Financial markets don’t always get it right

Experience over the last 18 months tells us that financial markets sometimes get overexcited about individual pieces of data. For example, a weaker-than-expected US inflation result in July 2022 led to premature hopes that inflation had been conquered, driving mortgage rates in New Zealand lower. However, the drop was quickly reversed the following month when US inflation came in stronger than expected. Sentiment was similarly dovish about the end of the tightening cycle in early 2023, only for a “higher for longer” narrative around interest rates to reappear, pushing fixed mortgage rates towards new decade-long highs later in the year.

So what’s different this time? Firstly, the decline in longer-term wholesale interest rates has been sustained for more than a month. Clear trends have developed in international data of moderating inflation and, in some cases, lacklustre growth results that point towards the next interest rate movements being down rather than up.

Most importantly for New Zealand, the change in sentiment has not been premised on lazy thinking such as “New Zealand was first to lift rates, so it will also be first to cut them”. Since October, the trio of major data releases covering inflation, the labour market, and GDP have all been at the weaker end of expectations. It’s taken a while for the data to paint a consistent picture, but there are now consistent indications across several data sets that the Reserve Bank’s tightening work is having the desired effect.

But the Bank has been struggling to keep up

We’re left with the dilemma that the mounting market expectation of interest rate cuts sharply contrasts to the tone of last November’s Monetary Policy Statement. The Bank’s hawkishness in that statement surprised analysts, as it focused on the inflationary risks posed by record-high net migration and its possible demand effects across the retail sector and housing market.

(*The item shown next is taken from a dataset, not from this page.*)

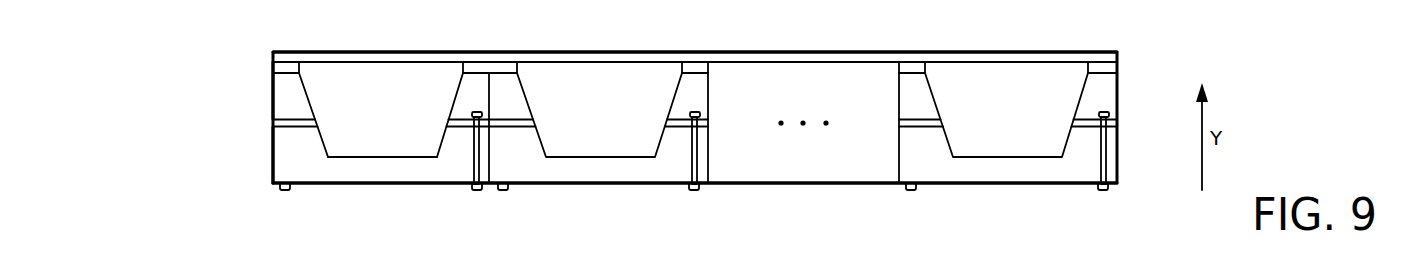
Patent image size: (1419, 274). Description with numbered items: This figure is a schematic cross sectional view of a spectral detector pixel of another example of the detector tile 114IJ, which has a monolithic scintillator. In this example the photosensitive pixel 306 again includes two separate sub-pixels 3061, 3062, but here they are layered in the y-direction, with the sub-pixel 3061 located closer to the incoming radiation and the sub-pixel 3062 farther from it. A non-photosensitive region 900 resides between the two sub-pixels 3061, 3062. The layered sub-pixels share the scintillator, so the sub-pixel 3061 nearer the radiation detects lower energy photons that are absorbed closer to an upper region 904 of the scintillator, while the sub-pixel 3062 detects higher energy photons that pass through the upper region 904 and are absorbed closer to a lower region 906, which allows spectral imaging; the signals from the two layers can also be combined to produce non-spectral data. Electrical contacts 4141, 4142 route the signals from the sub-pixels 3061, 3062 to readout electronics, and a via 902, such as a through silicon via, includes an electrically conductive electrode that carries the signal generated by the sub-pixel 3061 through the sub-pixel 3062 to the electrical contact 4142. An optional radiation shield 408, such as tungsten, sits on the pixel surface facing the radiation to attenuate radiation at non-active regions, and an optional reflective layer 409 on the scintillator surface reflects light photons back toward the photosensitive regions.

Before discarding the Reserve Bank’s viewpoint and running with the market’s expectations of interest rate cuts, it’s important to note that the implied speed of the market’s rate cuts looks overblown. The Reserve Bank will still be uncomfortable about non-tradable inflation sitting at 5.9%pa, with further evidence needed that these domestic price pressures will keep moderating back towards normal.

But the reality is that the Bank’s messaging throughout the last two years has often seemed to be about 3-6 months behind what the market is looking at. The start of interest rate rises and removal of other monetary stimulus took longer than it should have in 2021, with the Bank clinging to the view that inflation was only temporary and needed a limited response well into 2022. It wasn’t until the end of 2022 that the Bank implemented its largest single increase, of 75 basis points, despite calls for a bigger move in the middle of that year. Last November’s statement appears to be erring in the opposite direction – picking up on a theme of inflation risks around immigration that were more worrying in mid-2023, when there had been little sign that the increased number of people was actually boosting capacity in the labour market.

Right now, the Reserve Bank’s delayed reactions are exacerbated by the extended gap between monetary policy reviews over the New Year period. Perhaps in 2016, when the Bank gave itself an extended summer holiday and scaled back from eight to seven meetings a year, it was counting on the fact that it had only changed interest rates at the January review twice in the previous 16 years. But three months is a long time to hope that nothing significantly affects the economic outlook. It might be appropriate for the Bank to consider reverting to eight reviews per year, even if the January review usually just reassures markets that things are unfolding as had been anticipated prior to Christmas.